Source:
Apple Intelligence:
- Retirement Savings Goal: A 65-year-old retiree would need a nest egg of at least S$550,000 to meet expenses based on “conservative needs” for 20 years.
- Younger Investors’ Savings: Younger investors are saving the smallest proportion of their monthly income for investment among all pre-retirement age groups.
- Younger Investors’ Investment Strategy: Younger investors who do start planning early are overly conservative and concentrate more than half their investments in fixed-income instruments.
- Investment Habits of Young Investors: Investors aged 25 to 44 invest the smallest proportion of their monthly income (15-17%) among pre-retirement age groups.
- Investment Allocation of Young Investors: Young investors tend to be overly conservative, allocating over half their investments to fixed-income instruments like T-bills and SSBs.
- Recommendation for Young Investors: Young investors are advised to allocate a larger portion of their investments to equities for potentially higher returns and consider diversifying into global and regional equities.

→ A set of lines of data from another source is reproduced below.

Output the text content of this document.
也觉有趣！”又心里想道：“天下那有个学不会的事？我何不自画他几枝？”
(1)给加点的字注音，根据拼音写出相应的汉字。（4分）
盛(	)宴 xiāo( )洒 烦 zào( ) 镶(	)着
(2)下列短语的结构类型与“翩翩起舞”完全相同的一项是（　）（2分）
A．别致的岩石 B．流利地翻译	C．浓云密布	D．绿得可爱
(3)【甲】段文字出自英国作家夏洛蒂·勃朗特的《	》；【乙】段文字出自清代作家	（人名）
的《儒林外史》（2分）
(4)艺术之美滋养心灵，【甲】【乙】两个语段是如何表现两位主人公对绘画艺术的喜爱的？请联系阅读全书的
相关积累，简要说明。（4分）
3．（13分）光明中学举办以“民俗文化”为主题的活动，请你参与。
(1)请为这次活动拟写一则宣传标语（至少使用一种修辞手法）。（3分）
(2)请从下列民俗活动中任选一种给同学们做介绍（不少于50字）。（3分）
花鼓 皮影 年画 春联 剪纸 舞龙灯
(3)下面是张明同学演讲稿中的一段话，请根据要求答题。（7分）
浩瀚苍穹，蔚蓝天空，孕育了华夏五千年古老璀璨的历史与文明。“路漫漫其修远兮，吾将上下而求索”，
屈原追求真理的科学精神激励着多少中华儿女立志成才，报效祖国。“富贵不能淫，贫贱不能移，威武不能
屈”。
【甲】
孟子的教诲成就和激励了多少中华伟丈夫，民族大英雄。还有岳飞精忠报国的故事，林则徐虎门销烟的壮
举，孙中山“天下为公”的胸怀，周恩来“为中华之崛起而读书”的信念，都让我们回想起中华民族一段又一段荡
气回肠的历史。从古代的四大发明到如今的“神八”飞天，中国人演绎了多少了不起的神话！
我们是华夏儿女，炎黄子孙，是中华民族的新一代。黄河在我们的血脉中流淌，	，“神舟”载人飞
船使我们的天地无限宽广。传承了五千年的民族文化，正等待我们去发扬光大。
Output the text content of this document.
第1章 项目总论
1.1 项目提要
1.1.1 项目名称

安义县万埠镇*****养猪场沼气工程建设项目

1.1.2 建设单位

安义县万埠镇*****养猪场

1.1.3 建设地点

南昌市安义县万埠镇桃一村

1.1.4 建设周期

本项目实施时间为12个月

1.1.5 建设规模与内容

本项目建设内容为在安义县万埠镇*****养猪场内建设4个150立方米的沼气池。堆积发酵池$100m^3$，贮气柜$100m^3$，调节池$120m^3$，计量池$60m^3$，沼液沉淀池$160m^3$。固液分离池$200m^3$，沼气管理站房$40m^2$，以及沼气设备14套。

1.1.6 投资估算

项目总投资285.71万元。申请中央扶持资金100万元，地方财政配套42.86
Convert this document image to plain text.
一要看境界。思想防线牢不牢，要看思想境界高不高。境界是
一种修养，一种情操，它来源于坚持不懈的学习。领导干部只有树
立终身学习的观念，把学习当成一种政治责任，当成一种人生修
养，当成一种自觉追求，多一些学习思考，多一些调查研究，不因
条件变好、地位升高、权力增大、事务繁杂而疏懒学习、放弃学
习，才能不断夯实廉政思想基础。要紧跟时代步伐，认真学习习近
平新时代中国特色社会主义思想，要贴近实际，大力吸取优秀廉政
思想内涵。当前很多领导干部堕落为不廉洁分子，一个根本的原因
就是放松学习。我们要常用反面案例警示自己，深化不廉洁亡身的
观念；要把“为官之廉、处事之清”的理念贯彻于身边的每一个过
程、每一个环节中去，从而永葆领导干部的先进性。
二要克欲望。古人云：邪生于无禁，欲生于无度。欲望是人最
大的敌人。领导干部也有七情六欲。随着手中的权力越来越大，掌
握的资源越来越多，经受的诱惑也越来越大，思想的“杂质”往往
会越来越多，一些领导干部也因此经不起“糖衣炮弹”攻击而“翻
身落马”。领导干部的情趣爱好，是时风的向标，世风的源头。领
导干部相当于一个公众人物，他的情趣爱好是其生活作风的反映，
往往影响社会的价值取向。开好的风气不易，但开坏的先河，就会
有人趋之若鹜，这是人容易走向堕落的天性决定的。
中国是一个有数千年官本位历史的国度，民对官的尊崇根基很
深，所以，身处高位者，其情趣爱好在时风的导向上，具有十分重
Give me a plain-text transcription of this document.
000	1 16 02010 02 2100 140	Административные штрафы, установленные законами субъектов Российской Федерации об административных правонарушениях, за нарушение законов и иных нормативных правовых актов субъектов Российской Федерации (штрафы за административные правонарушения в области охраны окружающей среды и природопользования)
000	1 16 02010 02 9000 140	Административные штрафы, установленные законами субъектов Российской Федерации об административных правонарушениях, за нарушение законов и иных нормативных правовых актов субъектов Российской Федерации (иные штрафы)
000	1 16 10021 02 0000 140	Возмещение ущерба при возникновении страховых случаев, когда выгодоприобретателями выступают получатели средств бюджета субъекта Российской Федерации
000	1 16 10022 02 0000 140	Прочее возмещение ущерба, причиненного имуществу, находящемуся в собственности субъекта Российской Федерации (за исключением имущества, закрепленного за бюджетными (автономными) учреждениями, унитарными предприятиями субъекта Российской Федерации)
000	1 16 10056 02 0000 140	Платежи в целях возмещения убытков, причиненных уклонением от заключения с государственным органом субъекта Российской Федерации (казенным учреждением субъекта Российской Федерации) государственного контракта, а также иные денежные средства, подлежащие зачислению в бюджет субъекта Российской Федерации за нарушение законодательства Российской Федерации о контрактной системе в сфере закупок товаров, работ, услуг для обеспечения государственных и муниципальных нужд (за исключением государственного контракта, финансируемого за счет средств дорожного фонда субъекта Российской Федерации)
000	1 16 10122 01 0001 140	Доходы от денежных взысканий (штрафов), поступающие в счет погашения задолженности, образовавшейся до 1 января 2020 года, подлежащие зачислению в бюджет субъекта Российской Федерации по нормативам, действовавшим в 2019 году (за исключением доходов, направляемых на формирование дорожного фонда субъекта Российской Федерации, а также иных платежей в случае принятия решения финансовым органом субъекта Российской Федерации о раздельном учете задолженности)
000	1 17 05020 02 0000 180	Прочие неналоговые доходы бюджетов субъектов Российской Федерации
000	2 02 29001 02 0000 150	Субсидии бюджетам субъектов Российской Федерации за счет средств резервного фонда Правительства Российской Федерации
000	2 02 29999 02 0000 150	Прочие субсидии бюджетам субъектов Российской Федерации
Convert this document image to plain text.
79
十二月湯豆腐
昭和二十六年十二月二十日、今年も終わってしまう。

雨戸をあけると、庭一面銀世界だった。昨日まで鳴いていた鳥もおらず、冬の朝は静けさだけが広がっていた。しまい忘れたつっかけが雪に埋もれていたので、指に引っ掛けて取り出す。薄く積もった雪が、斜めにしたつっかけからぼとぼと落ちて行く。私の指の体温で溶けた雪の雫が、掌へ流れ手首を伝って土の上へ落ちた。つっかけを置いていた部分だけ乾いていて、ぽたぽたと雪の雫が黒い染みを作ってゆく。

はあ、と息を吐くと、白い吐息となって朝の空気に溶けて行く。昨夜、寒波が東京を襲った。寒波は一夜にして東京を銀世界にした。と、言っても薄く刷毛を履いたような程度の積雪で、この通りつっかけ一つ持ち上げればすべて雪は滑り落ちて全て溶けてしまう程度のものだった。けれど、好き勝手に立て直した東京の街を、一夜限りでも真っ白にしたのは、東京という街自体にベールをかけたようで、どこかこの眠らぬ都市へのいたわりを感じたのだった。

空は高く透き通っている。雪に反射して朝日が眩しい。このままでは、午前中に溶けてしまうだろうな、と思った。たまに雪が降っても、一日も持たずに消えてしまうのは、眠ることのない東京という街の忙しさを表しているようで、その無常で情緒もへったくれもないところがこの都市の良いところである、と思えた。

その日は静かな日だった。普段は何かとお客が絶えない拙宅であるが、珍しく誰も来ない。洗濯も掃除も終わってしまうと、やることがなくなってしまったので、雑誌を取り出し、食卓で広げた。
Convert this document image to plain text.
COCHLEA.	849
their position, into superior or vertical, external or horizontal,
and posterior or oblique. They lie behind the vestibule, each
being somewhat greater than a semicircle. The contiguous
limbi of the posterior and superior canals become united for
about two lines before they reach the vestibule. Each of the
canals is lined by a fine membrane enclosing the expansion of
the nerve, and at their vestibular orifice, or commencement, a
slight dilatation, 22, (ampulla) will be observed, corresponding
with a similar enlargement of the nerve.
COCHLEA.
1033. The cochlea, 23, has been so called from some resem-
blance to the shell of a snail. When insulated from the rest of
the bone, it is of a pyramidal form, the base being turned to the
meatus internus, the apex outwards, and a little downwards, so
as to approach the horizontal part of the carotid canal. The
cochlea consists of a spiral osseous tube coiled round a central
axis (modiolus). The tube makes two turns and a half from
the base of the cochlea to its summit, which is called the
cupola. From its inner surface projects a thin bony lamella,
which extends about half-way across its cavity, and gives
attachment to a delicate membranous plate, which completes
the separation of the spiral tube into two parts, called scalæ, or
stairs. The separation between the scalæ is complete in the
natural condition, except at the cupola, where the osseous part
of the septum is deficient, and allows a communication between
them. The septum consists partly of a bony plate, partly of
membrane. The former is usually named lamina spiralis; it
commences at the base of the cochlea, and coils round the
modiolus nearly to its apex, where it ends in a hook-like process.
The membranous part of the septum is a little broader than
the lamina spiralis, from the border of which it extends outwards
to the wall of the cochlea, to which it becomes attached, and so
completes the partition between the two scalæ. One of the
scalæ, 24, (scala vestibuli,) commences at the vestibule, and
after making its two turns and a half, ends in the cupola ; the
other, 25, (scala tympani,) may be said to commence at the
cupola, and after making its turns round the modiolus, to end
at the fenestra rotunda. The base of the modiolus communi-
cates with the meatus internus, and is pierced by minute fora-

- Investment Performance Comparison: Equities historically offer significantly higher returns than bonds, with a 10-15% return over 15 years compared to bonds’ 0.7%-2% return.
- Equity Investment Advice: Younger investors should embrace equities despite volatility, as a long-term investment horizon mitigates short-term fluctuations.
- Retirement Income Generation: Older investors should focus on building passive income streams, such as unlocking equity from property, to ensure a sustainable retirement income.